Zaidi, the Justice Department lawyer, responded that if many state laws say that something is a crime of child neglect, then it is a crime of child neglect, and Congress said that a crime of child neglect is deportable. The two judges other than Rakoff seemed more open to this argument.
The fundamental question that the appeals court is considering, then, is whether these essentially harmless parental “crimes” alleged by increasingly hands-on local child welfare authorities are the same category of crime that the U.S. Congress was talking about when it passed a law on immigrants committing violent crime, domestic violence and terrorism.

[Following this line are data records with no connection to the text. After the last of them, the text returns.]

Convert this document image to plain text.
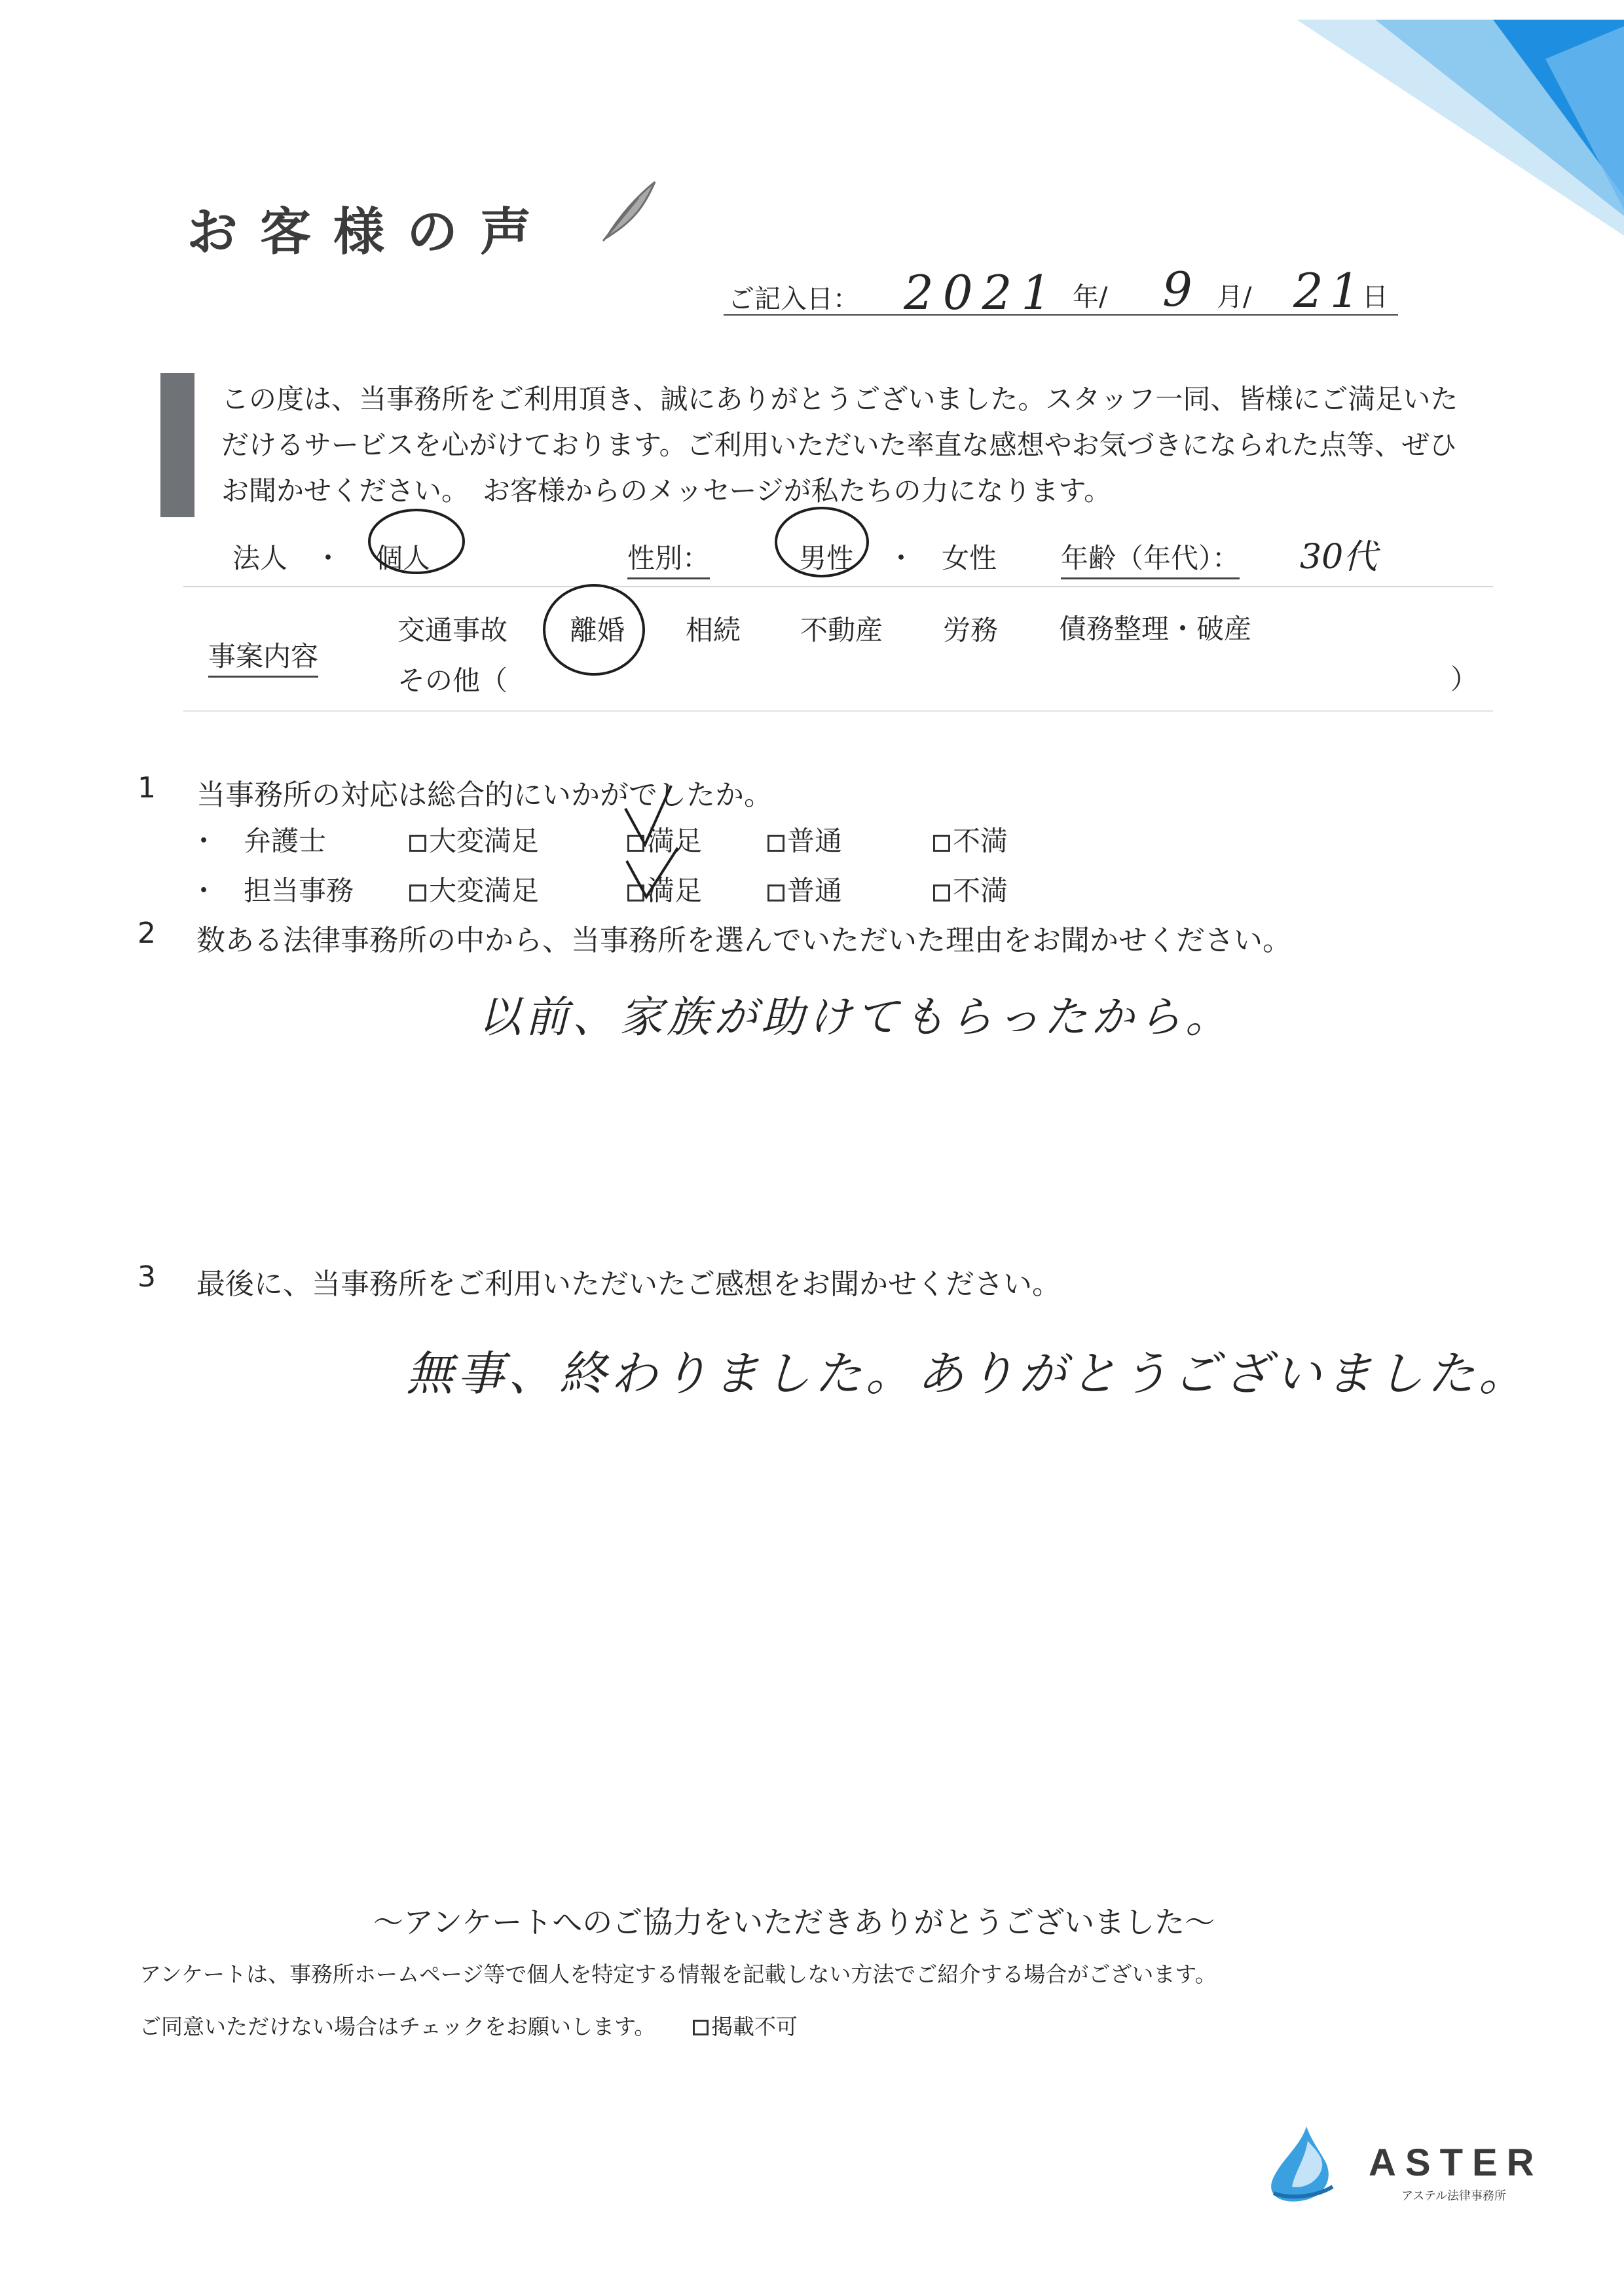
お客様の声
ご記入日： 2021 年/ 9 月/ 21
日
この度は、当事務所をご利用頂き、誠にありがとうございました。スタッフ一同、皆様にご満足いた
だけるサービスを心がけております。ご利用いただいた率直な感想やお気づきになられた点等、ぜひ
お聞かせください。　お客様からのメッセージが私たちの力になります。
法人 ・ 個人	性別：	男性 ・ 女性 年齢（年代）： 30代
事案内容
交通事故 離婚 相続 不動産 労務 債務整理・破産
その他（	）
1 当事務所の対応は総合的にいかがでしたか。
・ 弁護士	大変満足	満足	普通	不満
・ 担当事務	大変満足	満足	普通	不満
2 数ある法律事務所の中から、当事務所を選んでいただいた理由をお聞かせください。
以前、家族が助けてもらったから。
3 最後に、当事務所をご利用いただいたご感想をお聞かせください。
無事、終わりました。ありがとうございました。
～アンケートへのご協力をいただきありがとうございました～
アンケートは、事務所ホームページ等で個人を特定する情報を記載しない方法でご紹介する場合がございます。
ご同意いただけない場合はチェックをお願いします。	掲載不可
ASTER
アステル法律事務所
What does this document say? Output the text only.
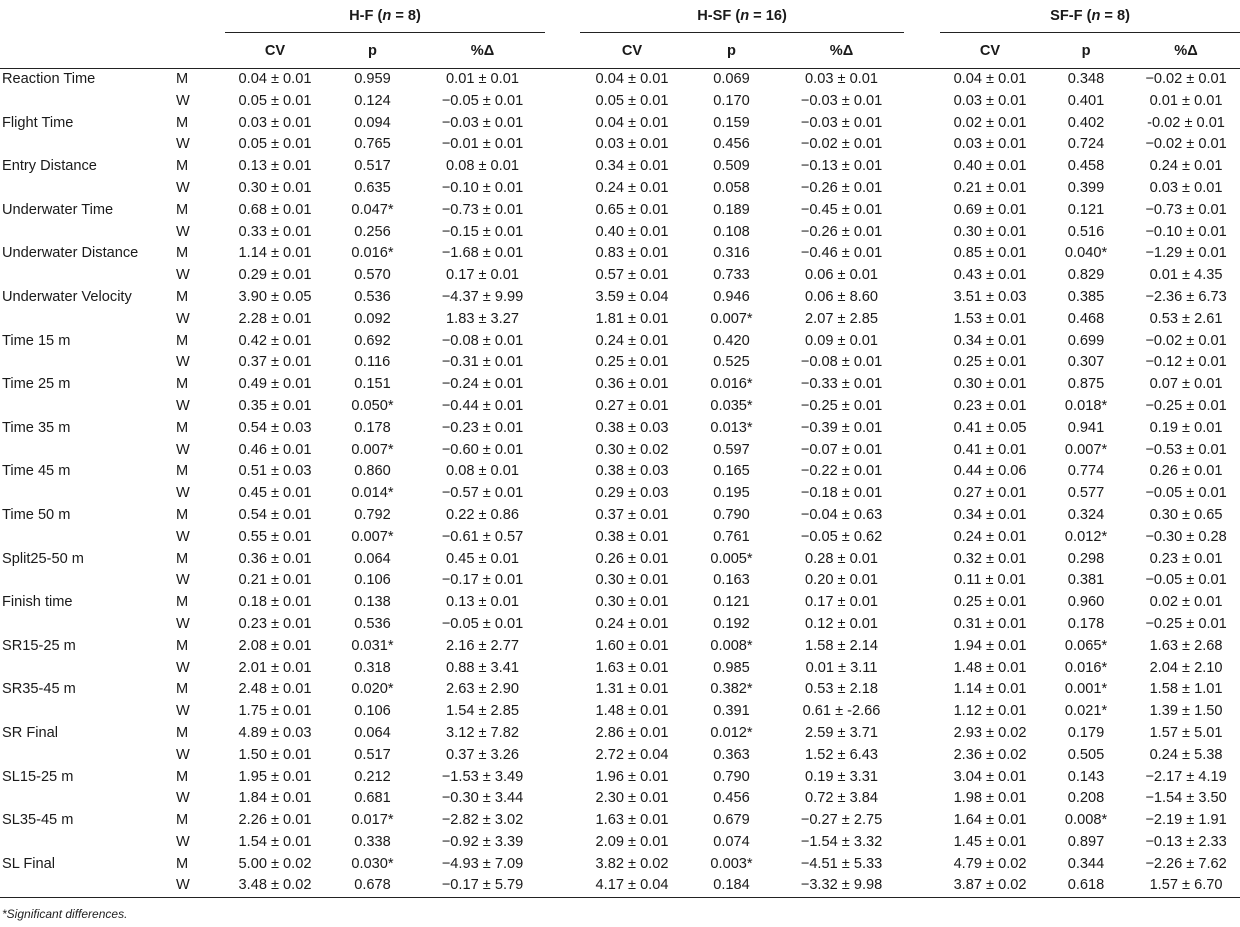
		H-F (n = 8)				H-SF (n = 16)				SF-F (n = 8)		
		CV	p	%Δ		CV	p	%Δ		CV	p	%Δ
Reaction Time	M	0.04 ± 0.01	0.959	0.01 ± 0.01		0.04 ± 0.01	0.069	0.03 ± 0.01		0.04 ± 0.01	0.348	−0.02 ± 0.01
	W	0.05 ± 0.01	0.124	−0.05 ± 0.01		0.05 ± 0.01	0.170	−0.03 ± 0.01		0.03 ± 0.01	0.401	0.01 ± 0.01
Flight Time	M	0.03 ± 0.01	0.094	−0.03 ± 0.01		0.04 ± 0.01	0.159	−0.03 ± 0.01		0.02 ± 0.01	0.402	-0.02 ± 0.01
	W	0.05 ± 0.01	0.765	−0.01 ± 0.01		0.03 ± 0.01	0.456	−0.02 ± 0.01		0.03 ± 0.01	0.724	−0.02 ± 0.01
Entry Distance	M	0.13 ± 0.01	0.517	0.08 ± 0.01		0.34 ± 0.01	0.509	−0.13 ± 0.01		0.40 ± 0.01	0.458	0.24 ± 0.01
	W	0.30 ± 0.01	0.635	−0.10 ± 0.01		0.24 ± 0.01	0.058	−0.26 ± 0.01		0.21 ± 0.01	0.399	0.03 ± 0.01
Underwater Time	M	0.68 ± 0.01	0.047*	−0.73 ± 0.01		0.65 ± 0.01	0.189	−0.45 ± 0.01		0.69 ± 0.01	0.121	−0.73 ± 0.01
	W	0.33 ± 0.01	0.256	−0.15 ± 0.01		0.40 ± 0.01	0.108	−0.26 ± 0.01		0.30 ± 0.01	0.516	−0.10 ± 0.01
Underwater Distance	M	1.14 ± 0.01	0.016*	−1.68 ± 0.01		0.83 ± 0.01	0.316	−0.46 ± 0.01		0.85 ± 0.01	0.040*	−1.29 ± 0.01
	W	0.29 ± 0.01	0.570	0.17 ± 0.01		0.57 ± 0.01	0.733	0.06 ± 0.01		0.43 ± 0.01	0.829	0.01 ± 4.35
Underwater Velocity	M	3.90 ± 0.05	0.536	−4.37 ± 9.99		3.59 ± 0.04	0.946	0.06 ± 8.60		3.51 ± 0.03	0.385	−2.36 ± 6.73
	W	2.28 ± 0.01	0.092	1.83 ± 3.27		1.81 ± 0.01	0.007*	2.07 ± 2.85		1.53 ± 0.01	0.468	0.53 ± 2.61
Time 15 m	M	0.42 ± 0.01	0.692	−0.08 ± 0.01		0.24 ± 0.01	0.420	0.09 ± 0.01		0.34 ± 0.01	0.699	−0.02 ± 0.01
	W	0.37 ± 0.01	0.116	−0.31 ± 0.01		0.25 ± 0.01	0.525	−0.08 ± 0.01		0.25 ± 0.01	0.307	−0.12 ± 0.01
Time 25 m	M	0.49 ± 0.01	0.151	−0.24 ± 0.01		0.36 ± 0.01	0.016*	−0.33 ± 0.01		0.30 ± 0.01	0.875	0.07 ± 0.01
	W	0.35 ± 0.01	0.050*	−0.44 ± 0.01		0.27 ± 0.01	0.035*	−0.25 ± 0.01		0.23 ± 0.01	0.018*	−0.25 ± 0.01
Time 35 m	M	0.54 ± 0.03	0.178	−0.23 ± 0.01		0.38 ± 0.03	0.013*	−0.39 ± 0.01		0.41 ± 0.05	0.941	0.19 ± 0.01
	W	0.46 ± 0.01	0.007*	−0.60 ± 0.01		0.30 ± 0.02	0.597	−0.07 ± 0.01		0.41 ± 0.01	0.007*	−0.53 ± 0.01
Time 45 m	M	0.51 ± 0.03	0.860	0.08 ± 0.01		0.38 ± 0.03	0.165	−0.22 ± 0.01		0.44 ± 0.06	0.774	0.26 ± 0.01
	W	0.45 ± 0.01	0.014*	−0.57 ± 0.01		0.29 ± 0.03	0.195	−0.18 ± 0.01		0.27 ± 0.01	0.577	−0.05 ± 0.01
Time 50 m	M	0.54 ± 0.01	0.792	0.22 ± 0.86		0.37 ± 0.01	0.790	−0.04 ± 0.63		0.34 ± 0.01	0.324	0.30 ± 0.65
	W	0.55 ± 0.01	0.007*	−0.61 ± 0.57		0.38 ± 0.01	0.761	−0.05 ± 0.62		0.24 ± 0.01	0.012*	−0.30 ± 0.28
Split25-50 m	M	0.36 ± 0.01	0.064	0.45 ± 0.01		0.26 ± 0.01	0.005*	0.28 ± 0.01		0.32 ± 0.01	0.298	0.23 ± 0.01
	W	0.21 ± 0.01	0.106	−0.17 ± 0.01		0.30 ± 0.01	0.163	0.20 ± 0.01		0.11 ± 0.01	0.381	−0.05 ± 0.01
Finish time	M	0.18 ± 0.01	0.138	0.13 ± 0.01		0.30 ± 0.01	0.121	0.17 ± 0.01		0.25 ± 0.01	0.960	0.02 ± 0.01
	W	0.23 ± 0.01	0.536	−0.05 ± 0.01		0.24 ± 0.01	0.192	0.12 ± 0.01		0.31 ± 0.01	0.178	−0.25 ± 0.01
SR15-25 m	M	2.08 ± 0.01	0.031*	2.16 ± 2.77		1.60 ± 0.01	0.008*	1.58 ± 2.14		1.94 ± 0.01	0.065*	1.63 ± 2.68
	W	2.01 ± 0.01	0.318	0.88 ± 3.41		1.63 ± 0.01	0.985	0.01 ± 3.11		1.48 ± 0.01	0.016*	2.04 ± 2.10
SR35-45 m	M	2.48 ± 0.01	0.020*	2.63 ± 2.90		1.31 ± 0.01	0.382*	0.53 ± 2.18		1.14 ± 0.01	0.001*	1.58 ± 1.01
	W	1.75 ± 0.01	0.106	1.54 ± 2.85		1.48 ± 0.01	0.391	0.61 ± -2.66		1.12 ± 0.01	0.021*	1.39 ± 1.50
SR Final	M	4.89 ± 0.03	0.064	3.12 ± 7.82		2.86 ± 0.01	0.012*	2.59 ± 3.71		2.93 ± 0.02	0.179	1.57 ± 5.01
	W	1.50 ± 0.01	0.517	0.37 ± 3.26		2.72 ± 0.04	0.363	1.52 ± 6.43		2.36 ± 0.02	0.505	0.24 ± 5.38
SL15-25 m	M	1.95 ± 0.01	0.212	−1.53 ± 3.49		1.96 ± 0.01	0.790	0.19 ± 3.31		3.04 ± 0.01	0.143	−2.17 ± 4.19
	W	1.84 ± 0.01	0.681	−0.30 ± 3.44		2.30 ± 0.01	0.456	0.72 ± 3.84		1.98 ± 0.01	0.208	−1.54 ± 3.50
SL35-45 m	M	2.26 ± 0.01	0.017*	−2.82 ± 3.02		1.63 ± 0.01	0.679	−0.27 ± 2.75		1.64 ± 0.01	0.008*	−2.19 ± 1.91
	W	1.54 ± 0.01	0.338	−0.92 ± 3.39		2.09 ± 0.01	0.074	−1.54 ± 3.32		1.45 ± 0.01	0.897	−0.13 ± 2.33
SL Final	M	5.00 ± 0.02	0.030*	−4.93 ± 7.09		3.82 ± 0.02	0.003*	−4.51 ± 5.33		4.79 ± 0.02	0.344	−2.26 ± 7.62
	W	3.48 ± 0.02	0.678	−0.17 ± 5.79		4.17 ± 0.04	0.184	−3.32 ± 9.98		3.87 ± 0.02	0.618	1.57 ± 6.70
*Significant differences.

Josh Gupta-Kagan, founder and director of the Columbia Law School Family Defense Clinic, said that it appears Mendoza-Rivera and Ortega-Vasquez “were not a safety threat to their children, let alone to anyone else,” even if they showed bad judgment by leaving toddlers alone for a half hour. So it is “fair to question,” he said, how pursuing either of their deportations serves the Trump administration’s “stated interest in public safety.”
McMinnville, Oregon, where Mendoza-Rivera and Ortega-Vasquez bought those pajamas at Walmart, is where they’ve lived for nearly a quarter century and where they had their two children, who are now teenagers. It’s also where Mendoza-Rivera spent all those years picking and packaging produce.
But he has now been locked up for months in a detention center in Tacoma, Washington, and his family has in turn lost much of its income. His kids are without him. And if the Trump administration gets to use a law against him that was intended to protect children, they will lose their dad to a foreign country for good.